Lots of households with aspiring musicians have digital pianos. But do modern electronics really allow digital pianos to accurately mimic traditional instruments?
This question is reminiscent of the debate of the physical versus touchscreen as BlackBerry rolled out its BB10 hardware, since the central feature of any piano is its keyboard.
Image courtesy Kawai America Corporation
For any move from the analog realm into digital, you need to take a naturally occurring phenomenon – sound in this case – and convert it to digital bits for convenient storage and communication.
You could build a piano from a system that encompasses a key–hammer–string–transducer. In a real piano, the transducer is in the listener's ear. For digital, the instrument requires a little something extra. How do you convert the motion of a vibrating string into the digital domain?
One option is strain measurement, perhaps using a piezoelectric component. Crystal strain would be converted to a voltage signal. Another approach would be to use the now ubiquitous microelectromechanical system ( MEMS ).

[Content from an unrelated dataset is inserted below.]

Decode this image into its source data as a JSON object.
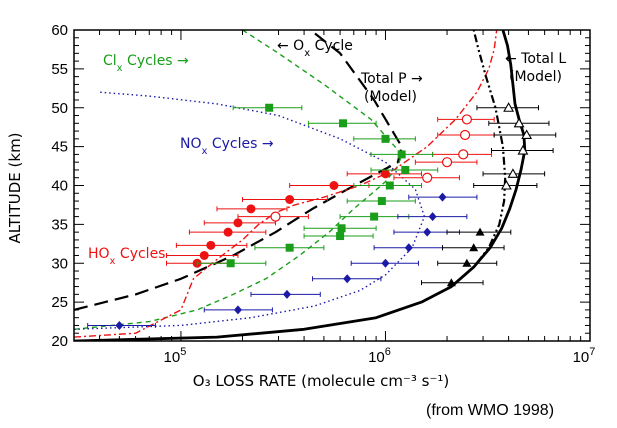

Among myriad other uses, MEMS devices are ubiquitous in cell phones and tablet computers. But they can do a lot more than detect screen orientation. A MEMS component would provide a sensitive and accurate interface from the vibrating piano string to the electronic system.
In very simple terms, the MEMS device used in the top digital pianos is an accelerometer. Special semiconductor processing is used to create a chip with a series of free polysilicon fingers interdigitated with a series of corresponding fixed fingers.

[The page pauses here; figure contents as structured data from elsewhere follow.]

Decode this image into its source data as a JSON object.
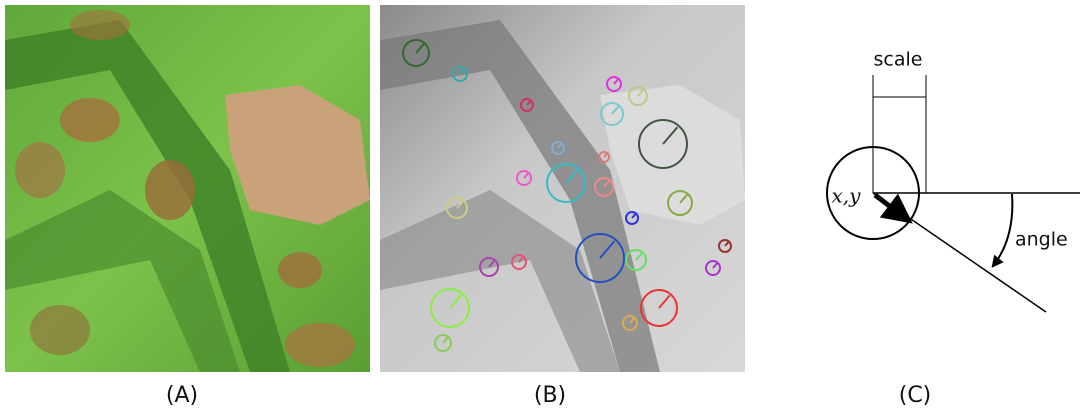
{
  "panels": [
    {
      "label": "(A)"
    },
    {
      "label": "(B)"
    },
    {
      "label": "(C)"
    }
  ],
  "diagram": {
    "scale_label": "scale",
    "position_label": "x,y",
    "angle_label": "angle"
  }
}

Movement of the device causes the polysilicon fingers to move with respect to each other, causing capacitance changes between electrical terminals attached to one sides' stationary fingers and the moving fingers. These small capacitance changes are multiplied by the use of a large number or interdigitated fingers that create voltage signals sufficient to detect very subtle movements.
But converting the piano string adds unnecessary complexity and cost to the digital piano. Instead, the typical digital piano plays audio samples recorded from real world instruments. In addition to reducing the system complexity, the use of pre-recorded digital samples allows the manufacturer to record the best sounding physical instruments available.

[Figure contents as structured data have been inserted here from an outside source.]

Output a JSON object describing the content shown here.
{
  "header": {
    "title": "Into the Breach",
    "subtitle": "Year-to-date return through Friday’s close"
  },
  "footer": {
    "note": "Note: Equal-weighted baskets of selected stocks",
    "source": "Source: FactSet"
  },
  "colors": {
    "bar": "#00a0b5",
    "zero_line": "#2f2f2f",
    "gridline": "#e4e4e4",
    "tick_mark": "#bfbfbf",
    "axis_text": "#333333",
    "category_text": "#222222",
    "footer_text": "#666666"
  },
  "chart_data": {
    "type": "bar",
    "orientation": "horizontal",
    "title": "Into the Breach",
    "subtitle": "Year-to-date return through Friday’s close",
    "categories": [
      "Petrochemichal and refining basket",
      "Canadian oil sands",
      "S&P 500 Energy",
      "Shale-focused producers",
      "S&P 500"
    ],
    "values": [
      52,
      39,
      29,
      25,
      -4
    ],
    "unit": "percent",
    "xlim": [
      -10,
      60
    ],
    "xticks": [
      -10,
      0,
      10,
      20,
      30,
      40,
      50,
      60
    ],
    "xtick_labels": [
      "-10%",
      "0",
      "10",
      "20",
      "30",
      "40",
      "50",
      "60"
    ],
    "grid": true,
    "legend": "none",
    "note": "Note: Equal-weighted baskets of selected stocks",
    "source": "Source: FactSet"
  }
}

That gets us one more step along the path to creating the digital instrument. Eliminating the piano strings and using a Steinway sound sample still leaves a huge gap for creating an instrument that will appeal to discerning pianists.
Far more than the BlackBerry Q10 user, the serious pianist needs a keyboard with the right feel. They also need the instrument to respond to subtle changes in input.
To create a digital instrument on par with a top-quality analog piano, the designers focus on the structure of the key and hammer mechanism. Although there are no strings to strike, the best feel is offered by a key connected to a hammer that is similar to what the finest grand pianos provide.
That's why leading digital piano keyboard designs still incorporate hammers. This not only creates a similar weighting and feel, but also creates the quiet percussive sounds that a professional pianist feels and hears (even if the audience doesn't) when playing the most expensive concert grand pianos.
Here is where MEMS devices make another appearance. The MEMS device attached to the key and hammer unit readily detects a wide range of key strikes. Through the use of high-quality electronics, the digital piano interprets anything from pianissimo to triple forte.
Like many of our modern digital items, the digital piano offers unparalleled convenience that makes it easy to overlook a reduction in sound quality. Although the best-engineered digital pianos come very close to the musical experience of expensive fully strung instruments, they can be far more portable, never need retuning, and the sound quality is unaffected by temperature or humidity. That's not to mention the other standard of nearly every digital device. Digitals are a fraction of the cost.
So MEMS sensors really can create a digital instrument capable of taking an expert pianist's interpretation of anything from the softest passages of Chopinto the wildest hammering of Beethoven.